Resserrement du champ des souscriptions éligibles
Si, comme dans le passé, les titres souscrits ne doivent pas, en principe, être admis aux négociations sur un marché réglementé, la loi nouvelle préciserait qu’ils ne doivent pas non plus être négociables sur un système multilatéral de négociation sauf si sur ce dernier la majorité des instruments admis à la négociation sont émis par des PME communautaires.
Les souscriptions réalisées par voie d’apports de biens nécessaires à l’exercice de l’activité ne seraient plus admises au dispositif.
Les versements du redevable pourraient être effectués au titre des souscriptions au capital initial de sociétés et aux augmentations de capital des sociétés dont le redevable n’est ni associé ni actionnaire. Lorsqu’il est déjà associé ou actionnaire de la société à l’augmentation de capital de laquelle il entend souscrire, la souscription devrait constituer un investissement de suivi réalisé dans certaines conditions et notamment que de tels investissements de suivi aient été prévus dans le plan d’entreprise de la société.
Limitation du montant total des versements
Le montant total des versements reçus par la société au titre des souscriptions ISF-PME et aides au financement des risques sous la forme d’investissements en fonds propres ou quasi-fonds propres, prêts, garanties ou combinaison de tels instruments, serait limité à 15 millions d’euros.
Durcissement des engagements du souscripteur
Si le bénéfice de l’avantage fiscal reste subordonné à la conservation des titres jusqu’au 31 décembre de la 5e année suivant celle de leur souscription, la condition de non remboursement des apports serait allongée jusqu’au 31 décembre de la 7e année suivant celle de la souscription.
Toutefois, il serait prévu une dérogation à ces deux conditions, en cas de licenciement, invalidité totale, et décès du souscripteur ou de son conjoint.
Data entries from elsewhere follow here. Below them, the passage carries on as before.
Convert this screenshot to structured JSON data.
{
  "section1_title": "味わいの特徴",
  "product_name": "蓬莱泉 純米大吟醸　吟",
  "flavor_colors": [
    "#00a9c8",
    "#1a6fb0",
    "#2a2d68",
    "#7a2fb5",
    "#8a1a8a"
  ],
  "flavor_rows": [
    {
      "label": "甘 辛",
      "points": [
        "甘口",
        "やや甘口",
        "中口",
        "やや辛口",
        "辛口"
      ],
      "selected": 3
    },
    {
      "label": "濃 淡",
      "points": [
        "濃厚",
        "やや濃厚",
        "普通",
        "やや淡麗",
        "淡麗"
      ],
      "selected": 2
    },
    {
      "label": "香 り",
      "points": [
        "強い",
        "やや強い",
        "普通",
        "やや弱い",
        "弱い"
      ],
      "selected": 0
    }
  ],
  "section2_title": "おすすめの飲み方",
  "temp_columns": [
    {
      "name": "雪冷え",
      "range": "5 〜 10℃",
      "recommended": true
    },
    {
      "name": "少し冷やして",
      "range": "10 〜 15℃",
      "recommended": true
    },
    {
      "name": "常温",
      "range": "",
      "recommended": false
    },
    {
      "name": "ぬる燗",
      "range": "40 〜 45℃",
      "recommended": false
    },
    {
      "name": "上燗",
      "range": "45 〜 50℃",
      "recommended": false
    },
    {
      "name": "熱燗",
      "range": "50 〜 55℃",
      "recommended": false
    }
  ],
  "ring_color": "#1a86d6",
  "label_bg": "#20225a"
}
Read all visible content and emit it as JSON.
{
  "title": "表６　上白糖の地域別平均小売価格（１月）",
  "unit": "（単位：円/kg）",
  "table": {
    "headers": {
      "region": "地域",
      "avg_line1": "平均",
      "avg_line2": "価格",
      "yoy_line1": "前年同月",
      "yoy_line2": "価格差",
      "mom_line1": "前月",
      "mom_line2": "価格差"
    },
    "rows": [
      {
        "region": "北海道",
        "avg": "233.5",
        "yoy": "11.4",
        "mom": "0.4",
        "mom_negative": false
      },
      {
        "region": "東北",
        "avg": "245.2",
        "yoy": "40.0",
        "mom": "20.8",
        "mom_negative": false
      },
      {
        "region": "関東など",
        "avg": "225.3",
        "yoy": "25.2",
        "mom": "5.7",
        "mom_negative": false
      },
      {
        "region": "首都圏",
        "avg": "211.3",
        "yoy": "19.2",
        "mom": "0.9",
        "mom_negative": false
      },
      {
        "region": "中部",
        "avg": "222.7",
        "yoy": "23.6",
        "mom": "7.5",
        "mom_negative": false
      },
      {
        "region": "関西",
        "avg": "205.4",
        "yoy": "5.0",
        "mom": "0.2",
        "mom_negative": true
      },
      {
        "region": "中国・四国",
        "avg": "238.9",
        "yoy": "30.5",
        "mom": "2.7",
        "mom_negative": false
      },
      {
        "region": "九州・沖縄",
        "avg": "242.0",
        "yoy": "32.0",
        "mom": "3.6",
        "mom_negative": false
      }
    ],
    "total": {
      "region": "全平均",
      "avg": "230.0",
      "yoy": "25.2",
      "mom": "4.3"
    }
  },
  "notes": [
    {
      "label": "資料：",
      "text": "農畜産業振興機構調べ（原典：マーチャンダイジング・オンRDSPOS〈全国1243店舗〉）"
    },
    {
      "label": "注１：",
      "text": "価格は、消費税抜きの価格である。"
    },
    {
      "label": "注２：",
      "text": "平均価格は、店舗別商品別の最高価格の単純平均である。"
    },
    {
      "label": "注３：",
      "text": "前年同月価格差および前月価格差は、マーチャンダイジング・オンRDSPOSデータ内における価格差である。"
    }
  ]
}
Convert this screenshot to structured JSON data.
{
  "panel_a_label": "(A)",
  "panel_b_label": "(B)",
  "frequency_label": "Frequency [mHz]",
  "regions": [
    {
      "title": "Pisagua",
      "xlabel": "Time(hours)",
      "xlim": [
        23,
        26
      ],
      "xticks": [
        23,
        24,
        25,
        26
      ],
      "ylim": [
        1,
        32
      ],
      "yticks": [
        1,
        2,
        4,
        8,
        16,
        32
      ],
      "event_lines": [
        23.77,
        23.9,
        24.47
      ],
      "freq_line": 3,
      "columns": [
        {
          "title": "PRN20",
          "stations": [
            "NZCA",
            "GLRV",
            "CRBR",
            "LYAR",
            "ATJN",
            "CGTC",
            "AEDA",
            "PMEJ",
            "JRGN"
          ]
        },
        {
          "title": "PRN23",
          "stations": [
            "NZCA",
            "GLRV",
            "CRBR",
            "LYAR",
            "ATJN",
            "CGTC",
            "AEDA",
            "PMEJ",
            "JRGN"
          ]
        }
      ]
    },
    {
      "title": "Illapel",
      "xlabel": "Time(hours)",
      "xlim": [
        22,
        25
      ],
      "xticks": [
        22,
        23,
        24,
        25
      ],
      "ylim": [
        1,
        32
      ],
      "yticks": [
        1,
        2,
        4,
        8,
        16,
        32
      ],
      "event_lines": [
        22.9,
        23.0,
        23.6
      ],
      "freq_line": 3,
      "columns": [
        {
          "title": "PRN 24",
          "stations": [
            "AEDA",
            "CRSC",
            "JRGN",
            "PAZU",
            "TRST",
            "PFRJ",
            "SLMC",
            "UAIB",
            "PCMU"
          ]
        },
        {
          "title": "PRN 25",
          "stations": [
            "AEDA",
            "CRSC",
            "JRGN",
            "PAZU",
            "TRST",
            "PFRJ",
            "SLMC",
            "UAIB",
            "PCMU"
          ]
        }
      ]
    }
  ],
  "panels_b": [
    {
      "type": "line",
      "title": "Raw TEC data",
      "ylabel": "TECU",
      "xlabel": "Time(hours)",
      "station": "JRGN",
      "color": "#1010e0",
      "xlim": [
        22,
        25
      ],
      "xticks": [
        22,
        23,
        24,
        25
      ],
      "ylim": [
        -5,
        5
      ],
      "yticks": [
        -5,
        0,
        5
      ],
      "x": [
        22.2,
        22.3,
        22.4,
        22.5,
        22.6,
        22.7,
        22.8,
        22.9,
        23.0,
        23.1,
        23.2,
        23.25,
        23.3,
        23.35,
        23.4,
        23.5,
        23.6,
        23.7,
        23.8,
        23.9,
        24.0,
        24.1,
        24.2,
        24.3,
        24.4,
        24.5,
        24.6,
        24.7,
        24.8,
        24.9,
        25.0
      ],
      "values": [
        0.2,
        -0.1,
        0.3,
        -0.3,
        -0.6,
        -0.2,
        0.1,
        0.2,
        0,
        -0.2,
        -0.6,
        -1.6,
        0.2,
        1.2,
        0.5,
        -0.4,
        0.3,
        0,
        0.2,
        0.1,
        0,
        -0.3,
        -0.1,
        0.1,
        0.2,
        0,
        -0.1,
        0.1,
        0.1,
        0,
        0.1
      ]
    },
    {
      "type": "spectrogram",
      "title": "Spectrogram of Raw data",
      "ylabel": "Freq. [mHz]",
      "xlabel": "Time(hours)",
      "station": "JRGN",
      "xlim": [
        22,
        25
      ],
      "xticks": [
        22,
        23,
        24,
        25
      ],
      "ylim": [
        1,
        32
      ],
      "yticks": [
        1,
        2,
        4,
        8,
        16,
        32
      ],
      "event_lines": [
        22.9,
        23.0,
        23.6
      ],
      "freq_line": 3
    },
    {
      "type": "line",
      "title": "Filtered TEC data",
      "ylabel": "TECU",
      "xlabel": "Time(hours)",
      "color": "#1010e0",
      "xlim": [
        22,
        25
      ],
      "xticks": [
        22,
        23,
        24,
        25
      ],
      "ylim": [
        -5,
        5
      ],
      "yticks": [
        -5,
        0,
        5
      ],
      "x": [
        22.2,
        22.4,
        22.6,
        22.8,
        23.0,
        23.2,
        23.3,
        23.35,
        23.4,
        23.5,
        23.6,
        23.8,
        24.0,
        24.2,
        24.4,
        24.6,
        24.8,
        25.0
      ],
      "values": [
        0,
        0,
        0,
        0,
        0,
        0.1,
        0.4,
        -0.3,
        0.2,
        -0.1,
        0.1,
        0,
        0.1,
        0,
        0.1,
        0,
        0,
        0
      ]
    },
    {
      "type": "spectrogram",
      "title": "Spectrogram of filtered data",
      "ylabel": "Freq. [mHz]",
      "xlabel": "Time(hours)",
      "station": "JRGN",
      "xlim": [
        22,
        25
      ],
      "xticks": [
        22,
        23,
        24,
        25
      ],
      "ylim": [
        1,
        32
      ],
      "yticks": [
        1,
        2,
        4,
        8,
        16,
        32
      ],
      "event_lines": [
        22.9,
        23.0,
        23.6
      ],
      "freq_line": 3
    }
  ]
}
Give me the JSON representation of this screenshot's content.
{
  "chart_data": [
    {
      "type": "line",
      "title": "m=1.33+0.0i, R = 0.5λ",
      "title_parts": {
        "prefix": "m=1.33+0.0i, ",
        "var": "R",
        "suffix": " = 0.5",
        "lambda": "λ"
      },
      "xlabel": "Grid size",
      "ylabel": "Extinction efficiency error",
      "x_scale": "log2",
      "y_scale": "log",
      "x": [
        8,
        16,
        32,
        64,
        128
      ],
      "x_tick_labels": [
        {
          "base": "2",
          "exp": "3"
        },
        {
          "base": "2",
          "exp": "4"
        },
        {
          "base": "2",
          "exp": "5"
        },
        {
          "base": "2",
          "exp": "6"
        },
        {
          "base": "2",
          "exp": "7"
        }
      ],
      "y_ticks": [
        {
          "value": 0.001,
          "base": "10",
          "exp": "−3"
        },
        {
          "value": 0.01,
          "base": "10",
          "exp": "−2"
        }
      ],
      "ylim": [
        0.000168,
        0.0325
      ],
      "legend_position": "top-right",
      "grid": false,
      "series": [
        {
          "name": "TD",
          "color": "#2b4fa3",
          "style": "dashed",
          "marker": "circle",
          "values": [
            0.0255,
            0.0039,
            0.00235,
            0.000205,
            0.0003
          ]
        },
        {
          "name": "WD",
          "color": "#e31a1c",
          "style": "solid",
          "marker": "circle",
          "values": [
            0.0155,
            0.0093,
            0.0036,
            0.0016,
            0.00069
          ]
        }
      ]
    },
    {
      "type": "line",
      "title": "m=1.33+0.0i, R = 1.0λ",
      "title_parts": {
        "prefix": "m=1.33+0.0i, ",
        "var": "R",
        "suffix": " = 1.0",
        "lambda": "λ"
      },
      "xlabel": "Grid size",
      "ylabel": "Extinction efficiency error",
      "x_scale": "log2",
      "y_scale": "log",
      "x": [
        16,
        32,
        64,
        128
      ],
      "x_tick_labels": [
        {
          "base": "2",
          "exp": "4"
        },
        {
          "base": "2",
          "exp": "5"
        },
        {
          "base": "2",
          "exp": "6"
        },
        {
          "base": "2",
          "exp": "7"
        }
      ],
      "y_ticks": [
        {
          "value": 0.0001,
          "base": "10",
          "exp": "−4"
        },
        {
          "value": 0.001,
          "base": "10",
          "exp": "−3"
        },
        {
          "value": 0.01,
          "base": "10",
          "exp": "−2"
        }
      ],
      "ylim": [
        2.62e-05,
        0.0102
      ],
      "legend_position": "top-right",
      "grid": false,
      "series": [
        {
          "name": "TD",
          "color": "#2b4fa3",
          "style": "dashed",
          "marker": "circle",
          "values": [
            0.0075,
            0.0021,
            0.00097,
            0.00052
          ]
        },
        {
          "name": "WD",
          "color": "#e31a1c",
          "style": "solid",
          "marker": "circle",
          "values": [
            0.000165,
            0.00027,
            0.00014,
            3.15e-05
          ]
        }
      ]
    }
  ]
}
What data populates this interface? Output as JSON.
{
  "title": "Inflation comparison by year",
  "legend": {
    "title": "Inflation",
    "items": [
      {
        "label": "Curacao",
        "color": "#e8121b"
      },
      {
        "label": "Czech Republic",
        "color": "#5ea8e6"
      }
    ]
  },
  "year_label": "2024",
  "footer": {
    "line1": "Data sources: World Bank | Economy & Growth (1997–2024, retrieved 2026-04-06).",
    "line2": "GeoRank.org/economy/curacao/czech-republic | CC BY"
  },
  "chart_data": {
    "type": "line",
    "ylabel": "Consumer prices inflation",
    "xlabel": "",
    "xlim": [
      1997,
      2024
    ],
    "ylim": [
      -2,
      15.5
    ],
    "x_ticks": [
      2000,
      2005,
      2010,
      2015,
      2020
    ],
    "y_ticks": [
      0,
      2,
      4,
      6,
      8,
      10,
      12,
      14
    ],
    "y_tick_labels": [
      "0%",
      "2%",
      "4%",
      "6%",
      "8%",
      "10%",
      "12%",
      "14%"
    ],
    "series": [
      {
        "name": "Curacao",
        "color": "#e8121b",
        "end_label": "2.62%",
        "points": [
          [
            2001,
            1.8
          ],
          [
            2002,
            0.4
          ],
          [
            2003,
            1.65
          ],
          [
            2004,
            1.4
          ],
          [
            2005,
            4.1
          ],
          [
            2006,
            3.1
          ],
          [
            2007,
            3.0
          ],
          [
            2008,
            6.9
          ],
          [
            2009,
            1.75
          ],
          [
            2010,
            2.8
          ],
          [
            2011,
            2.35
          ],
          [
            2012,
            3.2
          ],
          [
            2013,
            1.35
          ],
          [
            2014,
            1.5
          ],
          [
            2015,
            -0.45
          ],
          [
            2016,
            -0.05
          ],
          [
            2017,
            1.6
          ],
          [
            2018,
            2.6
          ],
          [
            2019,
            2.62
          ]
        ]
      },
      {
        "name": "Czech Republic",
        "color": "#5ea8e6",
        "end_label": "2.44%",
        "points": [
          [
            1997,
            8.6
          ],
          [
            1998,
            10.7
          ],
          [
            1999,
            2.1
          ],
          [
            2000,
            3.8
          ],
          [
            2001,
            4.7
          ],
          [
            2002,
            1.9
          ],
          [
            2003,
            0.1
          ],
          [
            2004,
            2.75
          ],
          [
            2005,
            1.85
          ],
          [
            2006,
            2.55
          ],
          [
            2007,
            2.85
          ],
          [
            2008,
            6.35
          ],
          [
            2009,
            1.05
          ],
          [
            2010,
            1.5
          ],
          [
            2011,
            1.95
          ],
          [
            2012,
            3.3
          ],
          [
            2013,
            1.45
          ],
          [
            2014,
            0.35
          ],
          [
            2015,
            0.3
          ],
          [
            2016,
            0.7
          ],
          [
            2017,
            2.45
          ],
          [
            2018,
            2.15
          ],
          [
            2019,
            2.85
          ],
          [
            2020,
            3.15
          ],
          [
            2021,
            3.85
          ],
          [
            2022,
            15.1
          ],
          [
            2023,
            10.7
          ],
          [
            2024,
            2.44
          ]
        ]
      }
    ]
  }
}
Il en irait de même en cas de donation des titres à une personne physique pourvu que cette dernière reprenne lesdits engagements.
Taxe sur les cessions de locaux professionnels en Île-de-France
L’ancien article 1599 sexies du CGI (abrogé au 31 mars 1999) serait rétabli et instituerait, au profit de la région d’Ile-de-France, une taxe additionnelle aux droits d’enregistrement ou à la taxe de publicité foncière qui serait perçue au taux de 0,60 % sur les mutations à titre onéreux – autres que celles de terrains à bâtir et d’immeubles neufs – de locaux à usage de bureaux, de locaux commerciaux et de locaux de stockage.
Elle serait assise, recouvrée et contrôlée selon les mêmes procédures que les droits et taxes auxquels elle s’ajoute. Elle s’appliquerait aux actes passés ou mutations conclues à compter du 1er janvier 2016.